Real-World Relevance of Sodium Acetate pH

Sodium acetate is not just a classroom chemical. It is used in buffer preparation, food processing, textile applications, and laboratory chemistry. When sodium acetate is combined with acetic acid, it creates the well-known acetate buffer system. The pH behavior of the acetate ion is central in biochemistry, pharmaceutical formulations, and analytical procedures where moderate pH control is needed.

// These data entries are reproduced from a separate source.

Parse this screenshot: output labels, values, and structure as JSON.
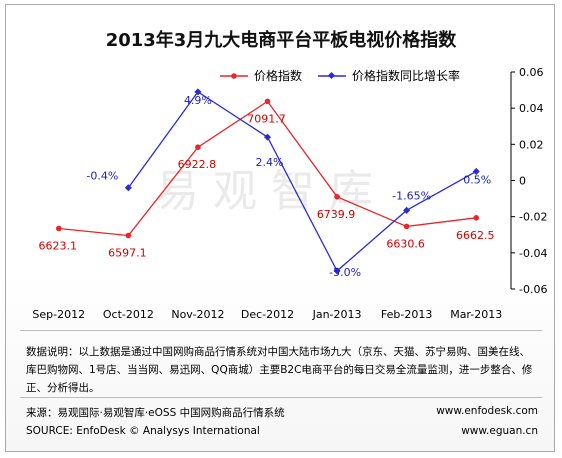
{
  "title": "2013年3月九大电商平台平板电视价格指数",
  "watermark": "易观智库",
  "chart_data": {
    "type": "line",
    "title": "2013年3月九大电商平台平板电视价格指数",
    "categories": [
      "Sep-2012",
      "Oct-2012",
      "Nov-2012",
      "Dec-2012",
      "Jan-2013",
      "Feb-2013",
      "Mar-2013"
    ],
    "series": [
      {
        "name": "价格指数",
        "axis": "left",
        "color": "#e8262b",
        "values": [
          6623.1,
          6597.1,
          6922.8,
          7091.7,
          6739.9,
          6630.6,
          6662.5
        ],
        "labels": [
          "6623.1",
          "6597.1",
          "6922.8",
          "7091.7",
          "6739.9",
          "6630.6",
          "6662.5"
        ]
      },
      {
        "name": "价格指数同比增长率",
        "axis": "right",
        "color": "#2b2bd9",
        "values": [
          null,
          -0.004,
          0.049,
          0.024,
          -0.05,
          -0.0165,
          0.005
        ],
        "labels": [
          "",
          "-0.4%",
          "4.9%",
          "2.4%",
          "-5.0%",
          "-1.65%",
          "0.5%"
        ]
      }
    ],
    "y_left_range": [
      6400,
      7200
    ],
    "y_right_range": [
      -0.06,
      0.06
    ],
    "y_right_ticks": [
      "0.06",
      "0.04",
      "0.02",
      "0",
      "-0.02",
      "-0.04",
      "-0.06"
    ],
    "legend_position": "top",
    "grid": false
  },
  "note": "数据说明：以上数据是通过中国网购商品行情系统对中国大陆市场九大（京东、天猫、苏宁易购、国美在线、库巴购物网、1号店、当当网、易迅网、QQ商城）主要B2C电商平台的每日交易全流量监测，进一步整合、修正、分析得出。",
  "footer": {
    "source_cn": "来源：易观国际·易观智库·eOSS 中国网购商品行情系统",
    "source_en": "SOURCE: EnfoDesk © Analysys International",
    "url1": "www.enfodesk.com",
    "url2": "www.eguan.cn"
  }
}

A 0.055 M sodium acetate solution by itself is only mildly basic, but in combination with acetic acid it becomes part of a powerful and widely used buffer pair.

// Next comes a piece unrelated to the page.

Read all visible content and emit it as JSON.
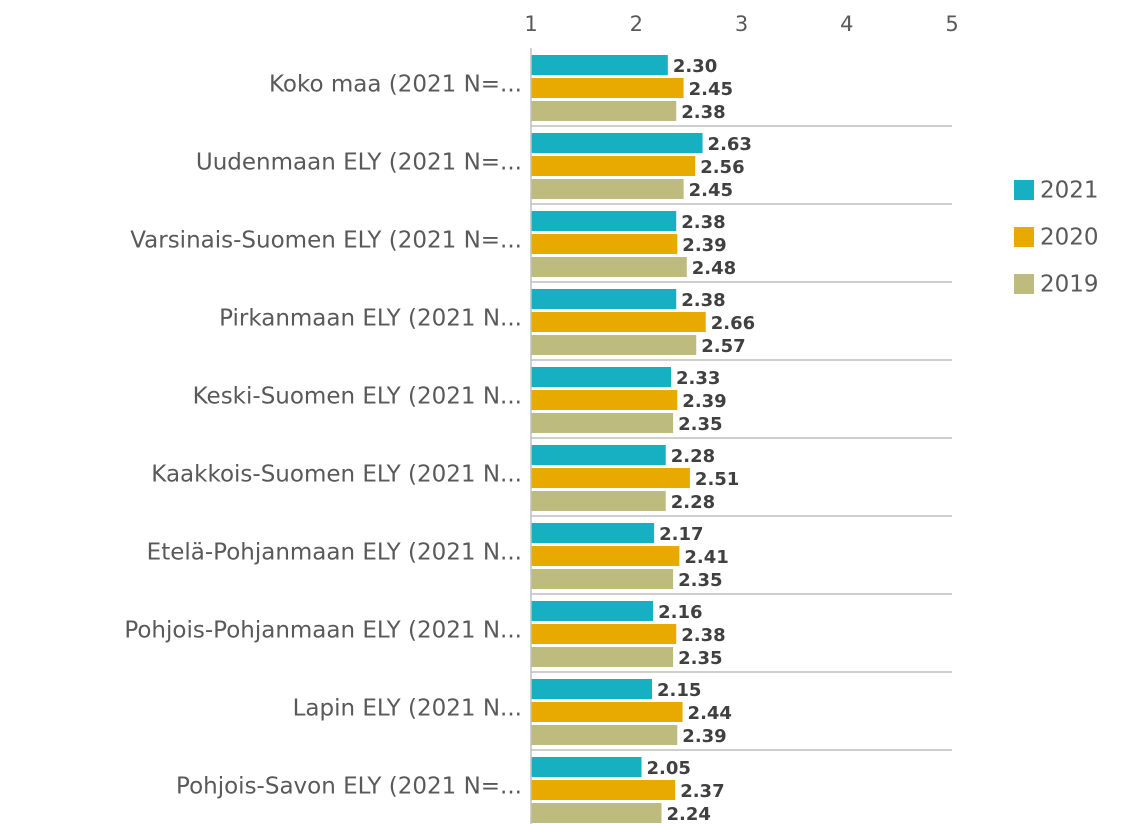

In analytical chemistry, understanding the hydrolysis of salts helps predict whether a sample matrix will shift pH during dilution or dissolution. In educational laboratories, sodium acetate is often chosen precisely because it illustrates weak-base hydrolysis without requiring dangerous strong bases. In industrial contexts, the acetate system can influence corrosion behavior, microbial stability, and compatibility with formulations.

Quick Worked Summary

1. Write the hydrolysis reaction: CH3COO- + H2O ⇌ CH3COOH + OH-
2. Use Ka for acetic acid: 1.8 × 10^-5
3. Convert to Kb: Kb = 1.0 × 10^-14 / 1.8 × 10^-5 = 5.56 × 10^-10
4. Use x = √(KbC) = √[(5.56 × 10^-10)(0.055)] = 5.53 × 10^-6
5. Compute pOH = 5.26
6. Compute pH = 14.00 – 5.26 = 8.74

Authoritative References for Acid-Base Data

For additional background and reliable equilibrium data, consult: NIST Chemistry WebBook, LibreTexts Chemistry, U.S. Environmental Protection Agency, University of Wisconsin Chemistry resources.

Final Conclusion

The pH of a 0.055 M solution of CH3COONa is approximately 8.74 under standard 25°C conditions. The key idea is that sodium acetate dissociates to form acetate, and acetate is the conjugate base of the weak acid acetic acid. It hydrolyzes in water to produce OH-, making the solution basic. Once you know how to convert Ka to Kb and apply either the square-root approximation or the quadratic formula, this type of problem becomes straightforward and highly predictable.

If you use the calculator above, you can also explore how the result changes if the concentration, Ka, or Kw are varied. That makes it useful not just for obtaining the answer, but for understanding the full equilibrium behavior of weak-base salt solutions.